Thanks for the comments @oskarth
This write up was not ready for review :) I will soon finish up my revisions and make it ready!
The quick response is that
-> UTXO is how Nova works under the hood
-> Registration is only needed for the store nodes, not the querying node, and the reason is to later be able to add reputation, also to make it hard for the users of the system to use the contract for arbitrary payments (outside of the store protocol)

I am adding more details on the rationale of design choices, hopefully, they would address your concerns

[s1fr0]

The name signature is confusing given that it represents an hash or you meant signing under privkey the commitment and index?

[staheri14]

It is a hash, we can certainly change the name.

[s1fr0]

Are those really encryptions or commitments? I see you later use blinding factors..

[s1fr0]

At this point may sound confusing that you create value from zero-value transactions. But is the (here hidden) extAmount that balances the output UTXOs' values, right?.

[staheri14]

Your observation is right, the extAmount determines whether a fund should be deposited in the contract or can be withdrawn to the recipient. Please check this comment of mine #540 (comment).

[s1fr0]

I don't see why you need at least 2 inputs and not just 1 (that can be extended up to 16).

[staheri14]

This is to make all the transactions look identical which is good for anonymity. Although, as I mentioned in the description, we may later decide to simplify things.

[s1fr0]

Is not clear to me how purchasing credential works: if identical a user that just joined the network how does generate the zk-proof? what input UTXOs uses? I guess recipient address and amount will be the contract address and the credential value, respectively.

[staheri14]

Right, for the deposits i.e., purchase of credentials, the two inputs UTXOs are zero values, and the output UTXOs are zero and amount values. The extAmount will be equal to the amount and will be paid to the contract.
Please check the formula for the extAmount at line 222 and the contract verification part at line 274 of the RFC. let me know if that addresses your question.

[s1fr0]

how zero-value UTXOs are generated? Since are nullified I expect the user to be able to generate them, those are not required to be accumulated in the tree?

[staheri14]

Please also check line 270 where the verification is explained.

[staheri14]

Thank you @s1fr0 and @oskarth for your comments
I have finished my edits on the RFC and marked it as ready.
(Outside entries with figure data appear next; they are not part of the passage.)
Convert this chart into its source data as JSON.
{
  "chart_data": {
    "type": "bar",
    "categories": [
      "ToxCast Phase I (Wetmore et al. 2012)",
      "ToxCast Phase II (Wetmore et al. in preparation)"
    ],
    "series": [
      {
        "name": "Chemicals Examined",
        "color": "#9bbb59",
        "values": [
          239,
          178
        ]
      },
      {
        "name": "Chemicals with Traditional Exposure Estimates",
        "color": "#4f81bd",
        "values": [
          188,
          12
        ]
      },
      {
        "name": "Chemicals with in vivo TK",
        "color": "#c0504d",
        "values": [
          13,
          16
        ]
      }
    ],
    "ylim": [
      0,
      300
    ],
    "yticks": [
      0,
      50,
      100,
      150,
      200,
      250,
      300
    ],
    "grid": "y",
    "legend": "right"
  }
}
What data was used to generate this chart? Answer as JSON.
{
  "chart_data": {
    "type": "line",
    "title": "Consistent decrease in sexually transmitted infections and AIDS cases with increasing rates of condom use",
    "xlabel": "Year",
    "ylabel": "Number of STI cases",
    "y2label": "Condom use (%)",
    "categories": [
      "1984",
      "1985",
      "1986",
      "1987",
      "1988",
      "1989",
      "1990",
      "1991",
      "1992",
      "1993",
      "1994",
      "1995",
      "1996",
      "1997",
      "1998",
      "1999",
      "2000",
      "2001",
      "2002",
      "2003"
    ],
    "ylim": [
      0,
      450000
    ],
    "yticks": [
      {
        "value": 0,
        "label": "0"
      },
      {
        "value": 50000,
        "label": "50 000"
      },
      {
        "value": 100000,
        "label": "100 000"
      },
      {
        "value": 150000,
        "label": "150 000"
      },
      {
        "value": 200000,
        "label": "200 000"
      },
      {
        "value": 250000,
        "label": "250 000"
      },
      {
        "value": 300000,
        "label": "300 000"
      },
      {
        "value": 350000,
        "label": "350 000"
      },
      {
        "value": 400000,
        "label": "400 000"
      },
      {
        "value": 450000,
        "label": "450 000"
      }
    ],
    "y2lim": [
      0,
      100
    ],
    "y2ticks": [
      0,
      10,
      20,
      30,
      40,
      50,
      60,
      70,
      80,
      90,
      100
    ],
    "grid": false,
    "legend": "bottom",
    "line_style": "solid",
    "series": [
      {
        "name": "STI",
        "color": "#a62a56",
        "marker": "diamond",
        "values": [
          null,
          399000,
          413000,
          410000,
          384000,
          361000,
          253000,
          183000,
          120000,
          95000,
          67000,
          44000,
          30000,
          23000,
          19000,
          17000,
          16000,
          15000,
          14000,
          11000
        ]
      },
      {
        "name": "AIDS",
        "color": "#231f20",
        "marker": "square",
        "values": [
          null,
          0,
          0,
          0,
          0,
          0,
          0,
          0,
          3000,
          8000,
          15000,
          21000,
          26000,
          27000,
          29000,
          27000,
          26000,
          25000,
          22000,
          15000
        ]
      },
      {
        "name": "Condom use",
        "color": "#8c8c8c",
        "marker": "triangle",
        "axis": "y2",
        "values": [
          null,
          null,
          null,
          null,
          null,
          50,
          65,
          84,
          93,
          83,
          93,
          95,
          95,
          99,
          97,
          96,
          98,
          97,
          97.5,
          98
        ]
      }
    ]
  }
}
Please check the new description and let me know your comments.

[staheri14]

@oskarth @s1fr0 Please re-check the PR description.

[oskarth]

Sorry, devcon and travel, have had this PR on backlog. Why was this PR closed?

[oskarth]

This PR was closed without reason. It is still relevant. If we are doing it a different way then this should be explained in a comment and link to follow up issue.

[oskarth]

We need to restore the previous contents of this PR with work that was started more than 3 weeks ago. Otherwise we are lagging behind a month on critical work. It was also mentioned in several conversations to people to look over here to see the design, but now this has been forcefully removed with poor justification.

[jimstir]

Continue discussion at logos-messaging/specs#5. Some Waku rfcs are being moved to waku/specs repo as there will be a new rfc process.